Alex Workman Recognized on Rush County Community Foundation’s Wall of Honor

On the evening of November 8, 2017, Rob and Angie Workman were presented a framed picture of their son Alex, which will be hung on the Wall of Honor at the Rush County Community Foundation office.  Alisa Winters, Foundation Director, and several members of the Board of Directors presented the picture at a community-wide autism training event featuring speaker Dennis Debbaudt, made possible by the most recent grant award from the Alex Workman Memorial Fund.


Alex Workman was a special little boy who tragically lost his life at the age of 8.  At the time of Alex’s unexpected death, his parents, Rob and Angie, established the Alex Workman Memorial Fund at the Rush County Community Foundation to provide grant funding to support children with autism.  Since 2009, the fund has awarded nearly $14,000 to 11 different projects, ranging from therapy equipment for homes and classrooms to ongoing training and education for staff.


The Workmans elected to begin a fund at the Foundation to preserve Alex’s legacy forever, while also impacting a cause very special to their family.  Alex had autism, and by establishing the Alex Workman Memorial Fund, Rush County individuals, families, teachers, and our community at large can now better understand and provide resources for Rush County children with autism.

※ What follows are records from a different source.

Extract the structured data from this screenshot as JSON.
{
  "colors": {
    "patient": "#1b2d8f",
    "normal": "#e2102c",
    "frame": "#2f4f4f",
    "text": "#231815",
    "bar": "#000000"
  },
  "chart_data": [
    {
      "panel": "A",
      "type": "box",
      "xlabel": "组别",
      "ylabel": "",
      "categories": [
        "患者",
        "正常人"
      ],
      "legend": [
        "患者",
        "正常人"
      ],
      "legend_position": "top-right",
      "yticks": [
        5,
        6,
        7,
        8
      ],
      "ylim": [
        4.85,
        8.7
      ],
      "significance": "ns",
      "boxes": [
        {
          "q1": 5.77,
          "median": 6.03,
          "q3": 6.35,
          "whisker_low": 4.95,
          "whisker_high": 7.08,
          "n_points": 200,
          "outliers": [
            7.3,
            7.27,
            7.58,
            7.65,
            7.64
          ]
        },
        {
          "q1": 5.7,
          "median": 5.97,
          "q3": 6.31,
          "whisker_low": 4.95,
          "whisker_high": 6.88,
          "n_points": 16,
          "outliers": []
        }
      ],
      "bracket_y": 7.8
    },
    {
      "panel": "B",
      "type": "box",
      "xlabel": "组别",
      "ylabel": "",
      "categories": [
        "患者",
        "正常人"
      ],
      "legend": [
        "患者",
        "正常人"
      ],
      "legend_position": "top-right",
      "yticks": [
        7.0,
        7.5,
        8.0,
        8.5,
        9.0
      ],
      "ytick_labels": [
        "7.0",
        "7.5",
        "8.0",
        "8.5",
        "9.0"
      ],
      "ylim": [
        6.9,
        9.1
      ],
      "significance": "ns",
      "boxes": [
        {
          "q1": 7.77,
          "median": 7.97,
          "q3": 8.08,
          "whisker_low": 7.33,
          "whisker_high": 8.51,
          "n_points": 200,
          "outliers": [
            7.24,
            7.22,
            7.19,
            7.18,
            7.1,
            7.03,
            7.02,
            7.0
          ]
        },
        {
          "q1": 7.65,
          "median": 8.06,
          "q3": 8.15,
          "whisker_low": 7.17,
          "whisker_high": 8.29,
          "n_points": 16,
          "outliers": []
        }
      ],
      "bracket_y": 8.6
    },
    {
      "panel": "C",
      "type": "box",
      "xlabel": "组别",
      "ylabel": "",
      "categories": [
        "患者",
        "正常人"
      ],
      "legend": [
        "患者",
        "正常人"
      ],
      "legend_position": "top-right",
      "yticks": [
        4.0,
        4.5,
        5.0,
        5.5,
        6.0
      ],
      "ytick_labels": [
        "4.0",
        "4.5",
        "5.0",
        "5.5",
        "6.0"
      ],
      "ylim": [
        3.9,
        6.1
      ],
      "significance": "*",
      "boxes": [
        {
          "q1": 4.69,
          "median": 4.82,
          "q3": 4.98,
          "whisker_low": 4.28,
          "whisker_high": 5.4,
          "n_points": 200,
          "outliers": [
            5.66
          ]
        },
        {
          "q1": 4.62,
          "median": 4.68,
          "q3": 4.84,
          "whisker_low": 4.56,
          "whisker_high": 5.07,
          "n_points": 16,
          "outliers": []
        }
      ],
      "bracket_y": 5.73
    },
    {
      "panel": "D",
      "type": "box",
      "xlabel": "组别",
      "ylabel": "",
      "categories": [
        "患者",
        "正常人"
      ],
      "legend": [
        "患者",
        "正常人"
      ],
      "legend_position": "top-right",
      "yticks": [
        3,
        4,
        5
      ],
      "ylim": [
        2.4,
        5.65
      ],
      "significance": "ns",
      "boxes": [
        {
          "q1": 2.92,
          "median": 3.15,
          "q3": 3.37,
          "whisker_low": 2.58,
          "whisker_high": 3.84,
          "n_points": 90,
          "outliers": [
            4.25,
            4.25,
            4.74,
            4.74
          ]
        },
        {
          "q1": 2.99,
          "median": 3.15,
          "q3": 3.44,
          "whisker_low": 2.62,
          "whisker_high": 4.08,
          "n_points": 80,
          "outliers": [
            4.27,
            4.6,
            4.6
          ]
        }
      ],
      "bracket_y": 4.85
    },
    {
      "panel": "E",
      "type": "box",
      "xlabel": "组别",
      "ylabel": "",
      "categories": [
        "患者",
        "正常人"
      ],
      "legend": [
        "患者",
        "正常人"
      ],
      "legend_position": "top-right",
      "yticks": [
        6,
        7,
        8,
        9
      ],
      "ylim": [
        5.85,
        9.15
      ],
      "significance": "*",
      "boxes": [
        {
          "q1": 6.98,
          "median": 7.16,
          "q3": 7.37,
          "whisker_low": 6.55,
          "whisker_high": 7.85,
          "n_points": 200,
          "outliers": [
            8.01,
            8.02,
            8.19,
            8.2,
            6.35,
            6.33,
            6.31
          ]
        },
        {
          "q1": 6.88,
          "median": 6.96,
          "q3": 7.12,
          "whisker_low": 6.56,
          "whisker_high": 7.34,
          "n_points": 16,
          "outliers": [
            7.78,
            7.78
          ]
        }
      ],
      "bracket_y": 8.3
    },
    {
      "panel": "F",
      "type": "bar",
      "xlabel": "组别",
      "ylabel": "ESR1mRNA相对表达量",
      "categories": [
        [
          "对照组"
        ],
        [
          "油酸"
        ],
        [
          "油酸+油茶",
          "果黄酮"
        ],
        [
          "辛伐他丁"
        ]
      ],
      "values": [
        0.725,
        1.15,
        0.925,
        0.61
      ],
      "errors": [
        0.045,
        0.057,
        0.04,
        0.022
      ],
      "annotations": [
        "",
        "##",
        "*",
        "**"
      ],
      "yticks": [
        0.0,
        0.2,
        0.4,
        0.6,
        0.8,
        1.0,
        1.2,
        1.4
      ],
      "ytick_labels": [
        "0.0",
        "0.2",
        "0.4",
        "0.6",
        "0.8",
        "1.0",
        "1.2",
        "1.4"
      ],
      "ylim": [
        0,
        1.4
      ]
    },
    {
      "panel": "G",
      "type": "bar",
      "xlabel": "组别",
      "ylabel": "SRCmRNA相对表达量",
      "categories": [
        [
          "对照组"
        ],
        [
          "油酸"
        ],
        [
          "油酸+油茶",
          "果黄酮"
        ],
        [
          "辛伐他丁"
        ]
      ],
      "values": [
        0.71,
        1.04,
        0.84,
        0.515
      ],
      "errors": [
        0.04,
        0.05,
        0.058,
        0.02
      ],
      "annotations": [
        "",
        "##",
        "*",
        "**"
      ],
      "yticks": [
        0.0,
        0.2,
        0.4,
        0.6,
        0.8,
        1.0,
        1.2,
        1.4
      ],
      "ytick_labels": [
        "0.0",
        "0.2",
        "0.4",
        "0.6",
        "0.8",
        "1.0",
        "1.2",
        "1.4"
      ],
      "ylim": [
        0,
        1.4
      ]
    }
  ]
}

When asked to describe Alex, his mother Angela struggled to find the best words to summarize her beloved son’s life and personality.  “Alex was my best friend and taught me so much in such a little time.  He had the biggest heart of anyone that I’ve ever met…”she began.  Alex was a kind boy, whose sweet spirit shined through in his eyes and smile.  As Angie described, “he loved so purely and with his every fiber.  If you were lucky enough to get an ‘Alex Hug’ then you felt the squeeze through your entire body.  He gave the best sincere hugs!”


Alex loved, and was very good at, drawing.  He particularly loved to draw rockets.  He strived for perfection in his drawings, often resulting in multiple do-overs to get it just right.  Alex also loved Legos.  He enjoyed reading what he called “maps” and putting hundreds of pieces tediously together in record time to build objects.  Among their favorites was a large pirate ship, which is now stored in a glass case in the Workmans’ living room.


Alex’s sweet spirit touched the lives of those around him.  His two best friends were girls, and he made such an impact on them that they still struggle today with his loss.  Teachers and school staff members were among the lucky ones that got to know Alex well.  In fact, despite the fact that he rarely ate lunch at school, the lunch ladies made sure that he got his special red tray each day so he wouldn’t have a meltdown.  Alex was very special and everyone knew it.


Ending her presentation, Winters stated, “As a parent myself, I can’t comprehend the loss that Rob and Angie have suffered, and I know many in this room feel the same.  I simply know that among their most difficult days, Rob and Angie made a selfless decision to make the most of their loss by impacting others through the Alex Workman Memorial Fund.  Throughout the past 8 years they’ve worked with family, friends, the community, and businesses to raise funds to ensure that their son was recognized on the Wall of Honor at the Rush County Community Foundation.  Their hard work has paid off in many ways, and it is truly my honor to present this picture to you tonight.  Thank you for your hard work, your love, and your dedication.  Because of this fund and your fundraising accomplishments, Alex’s legacy will forever live on through impacting the lives of autistic individuals in our community.”